UN makes $5.2B appeal for Syria

              2013-06-08 Vatican Radio One in three Syrians, that is 6.8 million people, are currently in need of urgent help for food and shelter, and the numbers are only expected to rise.

Valerie Amos, head of the United Nations Humanitarian Operations, made the stark prediction at a press conference held in Geneva on Friday.
“We have just launched our biggest-ever appeal for Syria. We had hoped we not have to do it again but today we are asking for $4.4 billion for the whole of 2013. That’s more than half the combined total of all our other appeals, which cover 16 countries from Afghanistan through to Somalia,” she said.
In addition, the UN appealed for $830 million to assist Lebanon and Jordan, which are currently handling the largest number of Syrian refugees, bringing the total figure of the appeal to $5.2 billion.
The head of the UN High Commission for Refugees, Antonio Guterres, said the figure may seem high but it is actually little compared with what is usually spent in the West for things such as fuel or overseas travel.
He, too, predicted the number of refugees only to increase, so long as the war rages on.

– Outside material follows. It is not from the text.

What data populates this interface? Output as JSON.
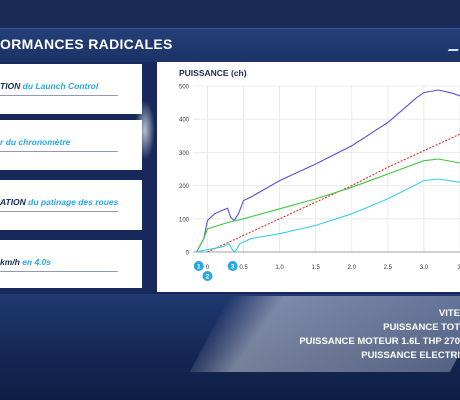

“We have now 1.6 million refugees in the countries around Syria but we are receiving 200,000 new refugees every month, 7,000 new refugees every day,” he told the press conference. “We expect that we might reach 3.5 million refugees by the end of the year.”
The World Food Programme’s largest operation is also being conducted in Syria, having  delivered 500 million meals so far this year.
The largest donors to the UN for Syria to date are the European Commission, which pledged another 400 million euros last week, followed by Kuwait, the United States, Britain and Japan. Russia and China have contributed $10 million and $1 million respectively to the UN’s program for refugees. However, some nations have yet to honour their pledges.
In the meantime, the United States and Russia are planning talks in Geneva, possibly in July, to try to accelerate a resolution to the Syrian conflict.